Let's see what the code is actually doing:
char UrlDecodeChar(char **psrc)
{
char *src;
char c;
assert(psrc != NULL);
assert(*psrc != NULL);
src = *psrc;
c = *src++;
if (c == '+')
c = ' ';
else if (c == '%')
{
assert(isxdigit(*src));
assert(isxdigit(*(src+1)));
c = ctohex(*src) * 16 + ctohex(*(src+1));
src += 2;
}
*psrc = src;
return(c);
}
The problem was using assert() to check the results of some I/O—that's not what assert() is for.
I think I was being lazy when I used those assertions and didn't bother with the proper coding practice of returning an error.

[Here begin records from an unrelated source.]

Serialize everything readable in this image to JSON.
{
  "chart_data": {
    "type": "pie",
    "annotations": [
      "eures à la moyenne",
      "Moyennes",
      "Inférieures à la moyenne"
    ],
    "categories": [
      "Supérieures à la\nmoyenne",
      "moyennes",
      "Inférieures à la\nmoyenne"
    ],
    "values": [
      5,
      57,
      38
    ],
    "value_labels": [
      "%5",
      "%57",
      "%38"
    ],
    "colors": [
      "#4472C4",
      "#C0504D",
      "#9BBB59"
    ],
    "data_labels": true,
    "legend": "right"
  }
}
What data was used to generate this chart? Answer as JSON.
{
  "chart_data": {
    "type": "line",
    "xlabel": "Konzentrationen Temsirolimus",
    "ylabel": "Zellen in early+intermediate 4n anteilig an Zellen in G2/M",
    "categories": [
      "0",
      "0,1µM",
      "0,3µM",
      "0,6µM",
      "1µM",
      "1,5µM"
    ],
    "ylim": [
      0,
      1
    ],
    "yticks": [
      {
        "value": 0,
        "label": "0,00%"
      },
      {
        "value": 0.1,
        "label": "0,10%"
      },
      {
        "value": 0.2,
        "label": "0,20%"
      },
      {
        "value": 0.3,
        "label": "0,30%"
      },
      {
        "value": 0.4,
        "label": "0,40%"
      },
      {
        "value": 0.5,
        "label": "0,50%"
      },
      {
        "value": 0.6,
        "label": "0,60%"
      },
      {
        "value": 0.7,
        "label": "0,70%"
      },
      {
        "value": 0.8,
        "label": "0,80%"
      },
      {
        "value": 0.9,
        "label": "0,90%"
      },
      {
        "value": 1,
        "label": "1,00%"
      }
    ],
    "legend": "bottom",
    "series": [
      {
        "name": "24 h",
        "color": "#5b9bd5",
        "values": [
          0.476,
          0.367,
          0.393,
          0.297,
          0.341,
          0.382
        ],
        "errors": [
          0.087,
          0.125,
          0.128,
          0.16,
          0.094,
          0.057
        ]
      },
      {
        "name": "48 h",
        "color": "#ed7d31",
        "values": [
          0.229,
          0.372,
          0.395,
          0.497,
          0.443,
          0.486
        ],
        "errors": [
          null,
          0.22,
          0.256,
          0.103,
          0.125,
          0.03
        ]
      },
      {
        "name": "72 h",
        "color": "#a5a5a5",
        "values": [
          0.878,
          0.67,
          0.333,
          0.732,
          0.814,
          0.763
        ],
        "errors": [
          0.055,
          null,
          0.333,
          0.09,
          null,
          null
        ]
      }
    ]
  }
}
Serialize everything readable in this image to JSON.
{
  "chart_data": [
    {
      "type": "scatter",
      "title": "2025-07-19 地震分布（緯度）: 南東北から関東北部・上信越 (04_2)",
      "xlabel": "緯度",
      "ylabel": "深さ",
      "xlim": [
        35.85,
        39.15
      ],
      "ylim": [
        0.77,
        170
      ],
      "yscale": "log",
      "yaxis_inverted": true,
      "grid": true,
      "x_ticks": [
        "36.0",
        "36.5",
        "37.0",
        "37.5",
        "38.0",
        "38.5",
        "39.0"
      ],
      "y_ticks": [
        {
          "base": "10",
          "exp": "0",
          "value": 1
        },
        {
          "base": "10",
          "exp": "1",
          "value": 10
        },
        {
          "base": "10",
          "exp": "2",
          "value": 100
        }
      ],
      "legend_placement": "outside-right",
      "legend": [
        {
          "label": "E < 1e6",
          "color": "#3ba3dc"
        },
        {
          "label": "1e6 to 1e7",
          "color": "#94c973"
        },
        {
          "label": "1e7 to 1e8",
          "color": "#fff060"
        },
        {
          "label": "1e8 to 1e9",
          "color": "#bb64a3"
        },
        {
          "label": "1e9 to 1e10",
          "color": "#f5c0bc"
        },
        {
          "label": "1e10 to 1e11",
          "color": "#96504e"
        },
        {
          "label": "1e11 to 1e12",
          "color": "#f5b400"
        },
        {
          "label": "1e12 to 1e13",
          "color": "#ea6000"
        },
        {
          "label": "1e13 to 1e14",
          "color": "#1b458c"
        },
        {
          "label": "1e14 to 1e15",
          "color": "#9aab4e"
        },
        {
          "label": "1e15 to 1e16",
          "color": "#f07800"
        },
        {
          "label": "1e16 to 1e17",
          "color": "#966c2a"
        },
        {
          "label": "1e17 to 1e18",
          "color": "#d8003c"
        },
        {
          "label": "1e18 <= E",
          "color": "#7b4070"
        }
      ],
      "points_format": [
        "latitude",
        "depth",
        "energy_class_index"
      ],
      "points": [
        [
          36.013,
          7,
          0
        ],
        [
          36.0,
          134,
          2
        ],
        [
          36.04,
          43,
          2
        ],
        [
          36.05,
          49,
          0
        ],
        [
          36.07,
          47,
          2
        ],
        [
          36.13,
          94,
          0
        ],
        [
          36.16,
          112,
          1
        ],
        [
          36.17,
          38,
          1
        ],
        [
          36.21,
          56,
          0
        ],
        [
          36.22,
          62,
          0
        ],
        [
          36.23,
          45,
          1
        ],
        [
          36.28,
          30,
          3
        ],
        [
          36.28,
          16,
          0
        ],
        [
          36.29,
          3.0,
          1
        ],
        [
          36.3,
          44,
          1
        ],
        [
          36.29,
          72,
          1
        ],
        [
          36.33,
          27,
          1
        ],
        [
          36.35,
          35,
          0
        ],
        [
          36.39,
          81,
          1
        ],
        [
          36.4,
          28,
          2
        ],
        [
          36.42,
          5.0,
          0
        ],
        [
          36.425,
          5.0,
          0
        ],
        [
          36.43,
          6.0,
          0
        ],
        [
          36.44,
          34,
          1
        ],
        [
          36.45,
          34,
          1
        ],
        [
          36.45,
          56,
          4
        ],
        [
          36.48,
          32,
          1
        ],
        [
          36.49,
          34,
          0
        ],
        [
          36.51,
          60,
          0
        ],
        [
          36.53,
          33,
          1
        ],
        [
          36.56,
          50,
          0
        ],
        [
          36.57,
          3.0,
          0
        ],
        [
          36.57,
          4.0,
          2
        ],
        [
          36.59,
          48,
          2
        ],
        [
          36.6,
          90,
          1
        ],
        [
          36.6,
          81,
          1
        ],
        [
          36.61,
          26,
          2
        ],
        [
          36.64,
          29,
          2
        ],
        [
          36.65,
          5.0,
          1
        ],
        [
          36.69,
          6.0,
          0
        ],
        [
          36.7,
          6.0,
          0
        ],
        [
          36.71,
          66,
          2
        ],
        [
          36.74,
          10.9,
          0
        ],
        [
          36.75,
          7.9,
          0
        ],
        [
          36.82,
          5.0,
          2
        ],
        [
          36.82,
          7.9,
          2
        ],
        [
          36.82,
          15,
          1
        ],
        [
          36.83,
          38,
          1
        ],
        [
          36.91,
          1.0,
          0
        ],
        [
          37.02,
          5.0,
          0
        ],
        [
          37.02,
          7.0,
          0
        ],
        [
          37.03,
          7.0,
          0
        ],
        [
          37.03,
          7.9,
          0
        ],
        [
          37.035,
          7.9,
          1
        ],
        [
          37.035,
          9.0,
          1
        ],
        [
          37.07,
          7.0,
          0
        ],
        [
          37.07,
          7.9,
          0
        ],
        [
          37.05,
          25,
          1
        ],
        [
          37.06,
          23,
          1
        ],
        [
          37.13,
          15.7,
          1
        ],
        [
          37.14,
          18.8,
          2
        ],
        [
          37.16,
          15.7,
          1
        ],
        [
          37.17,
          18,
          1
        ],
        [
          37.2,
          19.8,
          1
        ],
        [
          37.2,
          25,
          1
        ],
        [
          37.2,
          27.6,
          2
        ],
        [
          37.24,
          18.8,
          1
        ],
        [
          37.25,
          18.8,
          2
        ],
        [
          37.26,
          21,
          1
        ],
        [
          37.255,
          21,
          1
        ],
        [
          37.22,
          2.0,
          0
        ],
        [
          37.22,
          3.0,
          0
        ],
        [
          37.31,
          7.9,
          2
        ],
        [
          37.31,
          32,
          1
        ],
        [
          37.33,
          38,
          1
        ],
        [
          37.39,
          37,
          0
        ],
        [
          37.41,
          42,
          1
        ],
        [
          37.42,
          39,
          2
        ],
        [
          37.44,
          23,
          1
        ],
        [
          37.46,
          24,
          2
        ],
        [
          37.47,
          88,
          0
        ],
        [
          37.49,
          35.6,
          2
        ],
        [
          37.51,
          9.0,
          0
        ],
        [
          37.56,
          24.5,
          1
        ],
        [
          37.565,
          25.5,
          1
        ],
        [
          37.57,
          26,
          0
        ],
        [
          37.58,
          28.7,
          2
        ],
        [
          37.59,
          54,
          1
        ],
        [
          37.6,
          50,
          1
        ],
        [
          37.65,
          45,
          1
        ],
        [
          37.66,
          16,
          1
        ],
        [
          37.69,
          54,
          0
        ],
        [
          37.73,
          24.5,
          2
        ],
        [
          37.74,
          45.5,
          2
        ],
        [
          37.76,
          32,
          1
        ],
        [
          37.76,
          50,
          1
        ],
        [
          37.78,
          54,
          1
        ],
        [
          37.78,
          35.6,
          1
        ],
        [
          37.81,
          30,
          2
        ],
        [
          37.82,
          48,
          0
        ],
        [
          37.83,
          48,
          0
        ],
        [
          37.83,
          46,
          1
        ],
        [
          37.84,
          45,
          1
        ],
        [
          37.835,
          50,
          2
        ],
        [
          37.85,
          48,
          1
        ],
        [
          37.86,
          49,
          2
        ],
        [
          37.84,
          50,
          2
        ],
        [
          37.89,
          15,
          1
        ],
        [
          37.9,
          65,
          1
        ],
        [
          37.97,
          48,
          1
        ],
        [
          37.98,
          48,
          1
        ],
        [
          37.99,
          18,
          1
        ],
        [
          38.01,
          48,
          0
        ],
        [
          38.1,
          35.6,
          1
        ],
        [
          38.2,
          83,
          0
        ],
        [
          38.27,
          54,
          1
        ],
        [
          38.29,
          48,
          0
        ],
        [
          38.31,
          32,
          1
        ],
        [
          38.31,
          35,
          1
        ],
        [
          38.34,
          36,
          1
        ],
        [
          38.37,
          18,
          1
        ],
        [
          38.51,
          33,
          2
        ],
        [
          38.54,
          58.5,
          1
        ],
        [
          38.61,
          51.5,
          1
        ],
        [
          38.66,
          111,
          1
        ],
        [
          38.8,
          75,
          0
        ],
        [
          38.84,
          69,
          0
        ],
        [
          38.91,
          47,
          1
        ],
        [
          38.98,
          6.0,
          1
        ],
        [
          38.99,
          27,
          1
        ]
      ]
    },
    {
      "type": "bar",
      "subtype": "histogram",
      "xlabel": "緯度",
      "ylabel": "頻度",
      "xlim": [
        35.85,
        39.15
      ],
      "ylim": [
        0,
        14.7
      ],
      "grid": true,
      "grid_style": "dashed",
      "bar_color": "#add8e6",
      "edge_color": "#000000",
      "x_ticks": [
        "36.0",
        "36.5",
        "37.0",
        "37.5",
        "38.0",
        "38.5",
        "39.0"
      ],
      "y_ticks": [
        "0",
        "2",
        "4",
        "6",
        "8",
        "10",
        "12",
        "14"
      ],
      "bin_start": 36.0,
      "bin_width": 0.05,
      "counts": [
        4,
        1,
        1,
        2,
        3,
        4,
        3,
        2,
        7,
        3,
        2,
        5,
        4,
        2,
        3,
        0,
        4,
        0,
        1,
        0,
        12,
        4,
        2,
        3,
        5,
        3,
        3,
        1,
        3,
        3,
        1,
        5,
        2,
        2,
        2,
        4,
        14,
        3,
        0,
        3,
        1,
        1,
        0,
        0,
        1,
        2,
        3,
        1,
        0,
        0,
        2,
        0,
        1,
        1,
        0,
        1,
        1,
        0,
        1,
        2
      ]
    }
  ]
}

Curious as to when I added this code,
I checked the history and from December 3rd, 2004:
char UrlDecodeChar(char **psrc)
{
char *src;
int c;
ddt(psrc != NULL);
ddt(*psrc != NULL);
src = *psrc;
c = *src++;
if (c == '+')
c = ' ';
else if (c == '%')
{
ddt(isxdigit(*src));
ddt(isxdigit(*(src+1)));
c = ctohex(*src) * 16 + ctohex(*(src+1));
src += 2;
}
*psrc = src;
return(c);
}
The history in the current repository goes no further back due to losing my CVS repositories and it's interesting to see that this function is the same as it was back then
(with the difference of using my own version of assert() called ddt() back in the day).
Some further sluthing convinced me that I wrote this code back in 1997.
This function is old enough to not only vote,
be drafted,
get drunk,
and sign contracts,
but be removed from its parents health insurance!
Good lord!
It's not how I would write that function today.
It's even more remarkable that I haven't seen this assert() trigger in all those years.
The fix was easy:
char UrlDecodeChar(char **psrc)
{
char *src;
char c;
assert(psrc != NULL);
assert(*psrc != NULL);
src = *psrc;
c = *src++;
if (c == '+')
c = ' ';
else if (c == '%')
{
if (!isxdigit(*src)) return '\0';
if (!isxdigit(*src+1)) return '\0';
c = ctohex(*src) * 16 + ctohex(*(src+1));
src += 2;
}
*psrc = src;
return(c);
}
And propagating the error back up the call chain. This does result in a new major version for CGILib since I do follow semantic versioning since this is, technically speaking, a change in the public API even though this is less than 10 lines of code (out of 8,000+).